As exportações são responsáveis por cerca de quinze por cento dos empregos japoneses. Sem as exportações para seu principal cliente, a indústria automobilística e a indústria do aço ficariam em situação mais precária que a americana. Se, em mil novecentos e oitenta e cinco, a Nippon Steel ( NS ) já operava com baixíssimos sessenta por cento da capacidade ( dando, inclusive, prejuízo ), sem as exportações ela cairia para abaixo de quarenta por cento. Proporcionalmente, em comparação com a dos EUA, as indústrias do aço e automobilística são responsáveis no Japão por, pelo menos, o dobro da força de trabalho de operários. Este problema é agravado por três fatores em que a sociedade pós-guerra japonesa se baseia: a premissa do emprego vitalício; a inabilidade dos trabalhadores demitidos ou colocados à disposição de conseguir novos empregos tendo em vista a rigidez do sistema salarial do país; e pelo fato de o Japão não contar com um sistema de seguro-desemprego. Não surpreende, portanto, que os elaboradores e políticas prefiram sofrer perdas quase certas, mas futuras, sobre os empréstimos ao governo dos EUA a correr riscos políticos e sociais imediatos de conviver com altas taxas de desemprego no país.
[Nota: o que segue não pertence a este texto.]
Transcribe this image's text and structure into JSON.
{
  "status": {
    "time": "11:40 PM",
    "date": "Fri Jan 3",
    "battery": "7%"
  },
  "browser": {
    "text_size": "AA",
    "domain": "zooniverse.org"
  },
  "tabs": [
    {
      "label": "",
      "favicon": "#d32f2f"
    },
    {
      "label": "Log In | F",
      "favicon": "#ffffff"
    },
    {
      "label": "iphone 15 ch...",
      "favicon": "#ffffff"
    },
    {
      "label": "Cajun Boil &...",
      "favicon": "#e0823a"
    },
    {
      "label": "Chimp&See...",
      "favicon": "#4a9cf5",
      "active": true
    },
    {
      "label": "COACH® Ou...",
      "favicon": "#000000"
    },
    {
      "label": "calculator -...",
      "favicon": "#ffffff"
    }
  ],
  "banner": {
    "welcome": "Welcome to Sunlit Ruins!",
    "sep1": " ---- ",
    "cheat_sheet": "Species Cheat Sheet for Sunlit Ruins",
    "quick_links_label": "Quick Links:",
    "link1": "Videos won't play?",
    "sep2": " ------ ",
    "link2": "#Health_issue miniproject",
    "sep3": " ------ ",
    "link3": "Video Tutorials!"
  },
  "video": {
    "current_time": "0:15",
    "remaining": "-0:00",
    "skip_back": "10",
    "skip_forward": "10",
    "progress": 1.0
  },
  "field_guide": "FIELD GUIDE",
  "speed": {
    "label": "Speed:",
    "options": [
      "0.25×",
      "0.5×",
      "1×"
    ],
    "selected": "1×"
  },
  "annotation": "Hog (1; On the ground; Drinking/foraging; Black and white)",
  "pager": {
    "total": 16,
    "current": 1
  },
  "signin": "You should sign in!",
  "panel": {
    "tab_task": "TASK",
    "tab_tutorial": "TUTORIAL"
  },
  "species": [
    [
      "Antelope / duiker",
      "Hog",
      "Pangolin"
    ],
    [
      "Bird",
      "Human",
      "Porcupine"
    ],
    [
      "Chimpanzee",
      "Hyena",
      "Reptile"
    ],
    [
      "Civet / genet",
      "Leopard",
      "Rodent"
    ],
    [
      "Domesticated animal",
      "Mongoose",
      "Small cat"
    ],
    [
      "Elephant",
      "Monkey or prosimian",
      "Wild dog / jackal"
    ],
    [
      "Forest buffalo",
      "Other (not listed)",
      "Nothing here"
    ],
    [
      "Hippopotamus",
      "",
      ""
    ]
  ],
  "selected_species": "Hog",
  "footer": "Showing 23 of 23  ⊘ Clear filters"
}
Esta é a realidade econômica do relacionamento Japão-EUA. E explica, em grande parte, a razão pela qual os japoneses não ficaram até agora tão significativamente impressionados com as breves ameaças americanas de retaliação protecionista contra os produtos do país. Eles avaliam que os americanos dificilmente tomariam uma decisão que tanto ameaçaria sua já deprimida economia agrícola quanto forçaria os EUA a tomarem alguma providência em relação a seu déficit de governo. Até aqui, eles acertaram: os EUA ladram mas não mordem com sua boca sem dentes. Mas esta realidade indicaria também que o governo americano não consegue entender o que poderia ser feito.
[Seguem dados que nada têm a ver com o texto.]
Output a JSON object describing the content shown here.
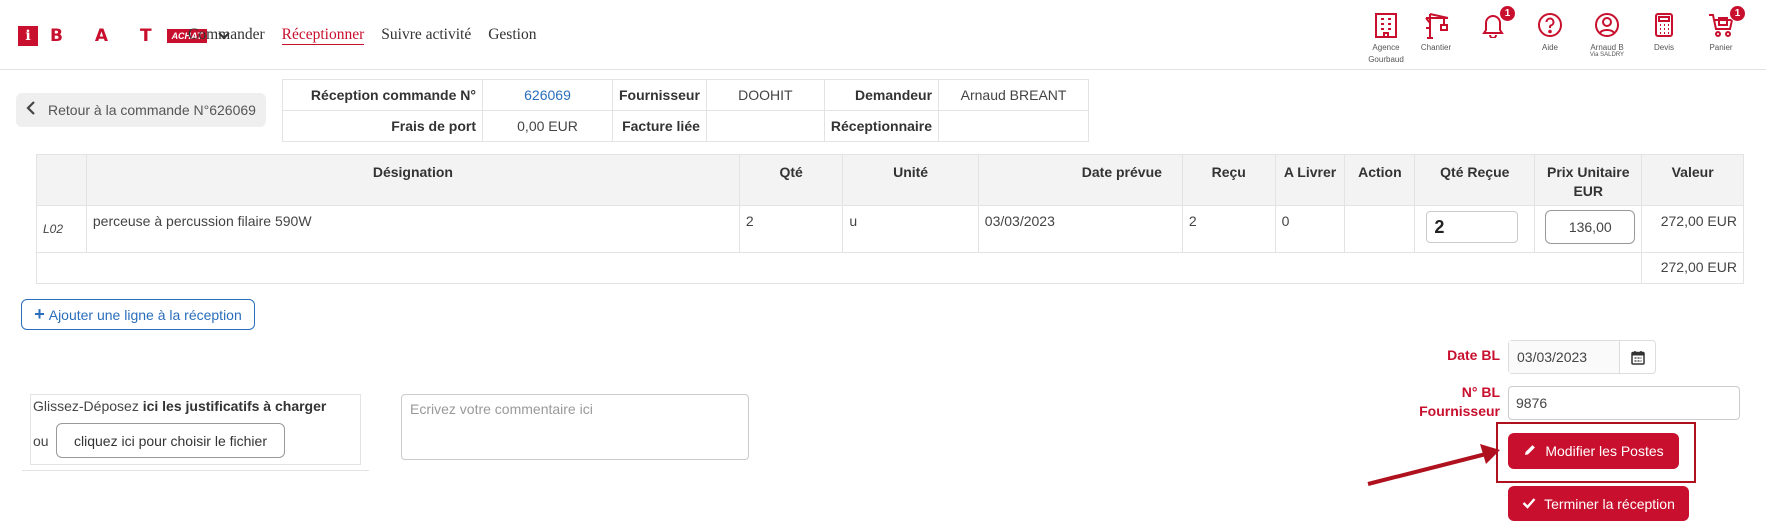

Qualquer ação, por parte dos japoneses, que removesse barreiras para a entrada de empresas e produtos americanos não surtiria qualquer efeito material no desequilíbrio comercial. Mas poderia ser significativo impacto psicológico e remover um punhado de emoções que ameaçam envenenar o relacionamento entre os dois países. contudo, não passa de falta de entendimento da realidade política e econômica acreditar, como acreditava o presidente Reagan, que o Primeiro-Ministro japonês da época, Nakasone, ou qualquer outro líder político japonês, pudesse fazer concessões voluntárias. Ele devia ter espaço para culpar algum maldito estrangeiro, devia ser capaz ade dizer: "Fui forçado a ceder sob a ameaça das armas" - especialmente, porque a política japonesa estava sendo tão turbulenta naqueles dias que ninguém conseguia formar uma maioria confiável.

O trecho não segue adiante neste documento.